Frank Kschischang

Frank Kschischang
Edward S. Rogers Sr. Department of Electrical and Computer Engineering
Faculty of Applied Science and Engineering
Frank R. Kschischang is a Professor in the Edward S. Rogers Sr. Department of Electrical and Computer Engineering, where he has been a faculty member since 1991. He received a BASc degree (Honours) in electrical engineering from the University of British Columbia in 1985 and a MASc and PhD degrees in electrical engineering from the University of Toronto in 1988 and 1991, respectively.
Professor Kschischang works on problems related to the efficient and reliable digital transmission of information over communications channels with error-inducing noise. He is a leading scholar in the theory and practice of error-correcting codes, particularly as they apply to fiber-optic communications.
Professor Kschischang is the co-originator of the “factor graph,” a type of graphical model that represents probabilistic relationships among variables and enables efficient inference via the sum-product algorithm. Factor graphs are widely used in many areas of science and engineering, including in the decoding of capacity-approaching error-correcting codes, in the localization and motion planning of robots, in signal processing, and in a variety of machine-learning applications.
He is also a co-originator of the so-called “Koetter-Kschischang subspace codes,” which provide a novel approach for reliable information transmission over data networks that employ random linear network coding. He is a co-inventor of “staircase codes,” an important family of error-correcting codes aimed at ultra-high-throughput transmission systems, most notably fiber-optic, that have been adopted into various international communication standards. He is the co-author of an award-winning series of papers proposing a method for information transmission via the nonlinear Fourier transform, providing an elegant way to combat the notorious capacity-limiting Kerr nonlinearity.

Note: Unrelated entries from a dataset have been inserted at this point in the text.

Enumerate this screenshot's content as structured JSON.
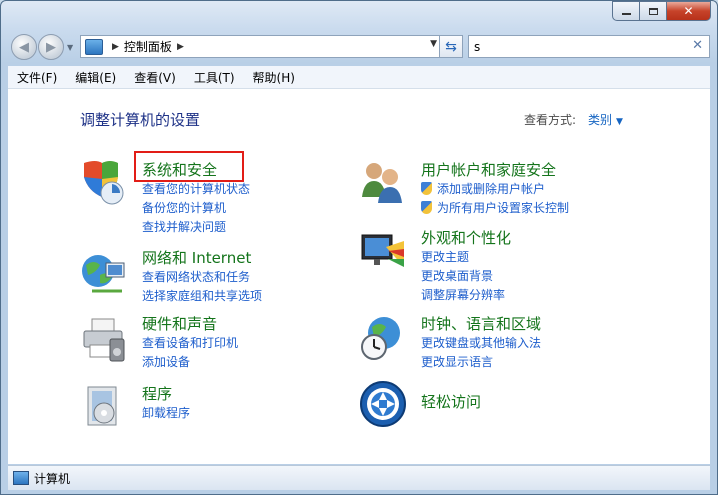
{
  "address": {
    "crumb": "控制面板"
  },
  "search": {
    "value": "s"
  },
  "menu": [
    "文件(F)",
    "编辑(E)",
    "查看(V)",
    "工具(T)",
    "帮助(H)"
  ],
  "page": {
    "heading": "调整计算机的设置",
    "view_by_label": "查看方式:",
    "view_by_value": "类别"
  },
  "categories": {
    "system": {
      "title": "系统和安全",
      "links": [
        "查看您的计算机状态",
        "备份您的计算机",
        "查找并解决问题"
      ]
    },
    "network": {
      "title": "网络和 Internet",
      "links": [
        "查看网络状态和任务",
        "选择家庭组和共享选项"
      ]
    },
    "hardware": {
      "title": "硬件和声音",
      "links": [
        "查看设备和打印机",
        "添加设备"
      ]
    },
    "programs": {
      "title": "程序",
      "links": [
        "卸载程序"
      ]
    },
    "users": {
      "title": "用户帐户和家庭安全",
      "links": [
        "添加或删除用户帐户",
        "为所有用户设置家长控制"
      ]
    },
    "appearance": {
      "title": "外观和个性化",
      "links": [
        "更改主题",
        "更改桌面背景",
        "调整屏幕分辨率"
      ]
    },
    "clock": {
      "title": "时钟、语言和区域",
      "links": [
        "更改键盘或其他输入法",
        "更改显示语言"
      ]
    },
    "ease": {
      "title": "轻松访问",
      "links": []
    }
  },
  "status": {
    "text": "计算机"
  },
  "icons": [
    "back-arrow-icon",
    "forward-arrow-icon",
    "refresh-icon",
    "shield-icon",
    "users-icon",
    "globe-network-icon",
    "monitor-paint-icon",
    "printer-icon",
    "globe-clock-icon",
    "programs-box-icon",
    "ease-of-access-icon",
    "computer-icon"
  ]
}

Professor Kschischang is a Fellow of the Institute of Electrical and Electronics Engineers (IEEE), of the Engineering Institute of Canada, of the Canadian Academy of Engineering, and of the Royal Society of Canada. He has received numerous awards for his research, including the 2010 IEEE Communications Society and Information Theory Society Joint Paper Award and the 2018 IEEE Information Theory Society Paper Award. He received the Killam Research Fellowship in 2010, and the Hans Fischer Senior Research Fellowship from the Technical University of Munich in 2012. He received the Canadian Award in Telecommunications Research in 2012. Professor Kschischang received the IEEE Richard W. Hamming Medal, one of IEEE’s highest and most prestigious honours, in 2023 “for contributions to the theory and practice of error correcting codes and optical communications.”
Professor Kschischang has occupied a number of leadership positions within the IEEE Information Theory Society, including serving as President in 2010 and Editor-in-Chief the the IEEE Transactions on Information Theory from 2014 to 2016. He received the Society’s Aaron D. Wyner Distinguished Service Award in 2016.
Professor Kschischang is a popular teacher who has received a number of awards for teaching, including five departmental teaching awards, the Faculty of Applied Science and Engineering’s Teaching Award in 2006 and the Faculty’s Sustained Excellence in Teaching Award, “in recognition of superb accomplishment in teaching,” in 2019. He received the Faculty Award, a University of Toronto Award of Excellence, in 2010.